Avons-nous assez navigué
Dans une onde mauvaise à boire ?
Avons-nous assez divagué
De la belle aube au triste soir ?
Apollinaire
Un Nuage dans le Ciel, et pas une seule goutte de pluie sur Taipei, ville tentaculaire, soumise à tous les dérèglements. Voici le point de départ du nouveau film de Tsaï Ming Liang, brillant réalisateur de la deuxième vague du Nouveau Cinéma taïwanais, qui a su capitaliser ses expériences scénaristiques pour atteindre à une écriture sobre et fulgurante. Fondé sur la récurrence (mêmes interprètes, décors, motifs), son cinéma rejoue inlassablement les drames intimes, nés à la faveur d’un environnement urbain aliénant. D’un film l’autre, la solitude endémique gagne le terrain de l’intime, s’infiltre comme l’eau, celle qui manque précisément aux personnages assoiffés d’altérité.
L’insinuation de l’eau dans l’espace domestique annonce un effondrement physique et social. L’élément liquide envahit les intérieurs : la chambre paternelle (La Rivière), l’appartement du voyou (Les Rebelles du Dieu Néon ), film matriciel qui s’ouvre et se referme sous la pluie). Dans La Rivière, le père n’a de cesse de colmater les brèches, métaphore de l’inéluctable déliquescence familiale. D’ailleurs, le mal mystérieux rongeant son fils suit une baignade. Le jeune rebelle, quant à lui, scrute le siphon de son appartement d’où montent des eaux sales drainant des cafards. Ces fréquents dégâts des eaux entament la communauté toute entière, participent de son effritement.
Pendants visuels du motif aquatique, les salles de bain sont présentes dans tous les films de TML, jusqu’au dernier opus où il faut improviser une douche de fortune, face à la pénurie. Obsession du corps expurgé de ses fluides, lavé des meurtrissures invisibles infligées par les grandes métropoles sans mémoire. L’inondation coïncide avec la maladie, la solitude, l’impossibilité de faire société pour des personnages avant tout « malades d’Eros ».
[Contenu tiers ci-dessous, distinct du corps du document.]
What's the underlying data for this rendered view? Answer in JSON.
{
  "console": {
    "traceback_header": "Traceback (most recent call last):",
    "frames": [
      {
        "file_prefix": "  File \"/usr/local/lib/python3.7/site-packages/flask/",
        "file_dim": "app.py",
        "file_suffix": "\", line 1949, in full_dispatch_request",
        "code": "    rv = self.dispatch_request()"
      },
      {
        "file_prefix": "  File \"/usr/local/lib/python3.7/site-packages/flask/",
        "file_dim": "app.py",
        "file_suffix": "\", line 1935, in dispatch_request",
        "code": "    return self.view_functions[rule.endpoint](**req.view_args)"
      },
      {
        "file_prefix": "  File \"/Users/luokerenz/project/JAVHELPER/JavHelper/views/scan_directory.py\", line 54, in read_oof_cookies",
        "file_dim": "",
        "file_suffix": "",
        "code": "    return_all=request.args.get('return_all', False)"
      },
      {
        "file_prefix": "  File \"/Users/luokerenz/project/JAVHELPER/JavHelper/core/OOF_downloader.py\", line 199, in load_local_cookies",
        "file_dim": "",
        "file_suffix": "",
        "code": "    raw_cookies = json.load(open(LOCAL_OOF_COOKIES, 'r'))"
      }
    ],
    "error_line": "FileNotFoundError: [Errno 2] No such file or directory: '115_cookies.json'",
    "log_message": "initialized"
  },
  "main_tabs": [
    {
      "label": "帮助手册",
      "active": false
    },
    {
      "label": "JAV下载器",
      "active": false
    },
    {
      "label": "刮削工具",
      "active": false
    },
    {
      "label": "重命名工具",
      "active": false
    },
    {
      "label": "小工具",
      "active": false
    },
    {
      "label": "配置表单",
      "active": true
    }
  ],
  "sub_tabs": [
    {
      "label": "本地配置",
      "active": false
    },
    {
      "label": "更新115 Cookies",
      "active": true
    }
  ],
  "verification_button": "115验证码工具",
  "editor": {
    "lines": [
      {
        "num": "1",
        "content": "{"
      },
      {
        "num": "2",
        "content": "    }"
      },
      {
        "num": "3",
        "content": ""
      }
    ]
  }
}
Ces différents motifs - l’eau, le désir, son impossible assouvissement- culminent dans Un Nuage dans le Ciel. Circulant littéralement au fil de la fiction, la pastèque, fruit pourtant gorgé d’eau et magnifique objet métaphorique, ne saurait pallier au tarissement plus intérieur des protagonistes, réunis in extremis par une offrande ultime : la semence du héros. Car TML, c’est ce mélange immuable de prosaïsme et de lyrisme.
Tapei, la vampirique, semble avoir asséché jusqu’aux corps de ses habitants, lesquels doivent puiser encore plus avant dans leurs ressources pour se frotter à l'altérité. Dès Les Rebelles du Dieu Néon, les personnages, au terme d’un parcours éprouvant, envisagent de quitter la ville. Partir certes. Mais pour où ?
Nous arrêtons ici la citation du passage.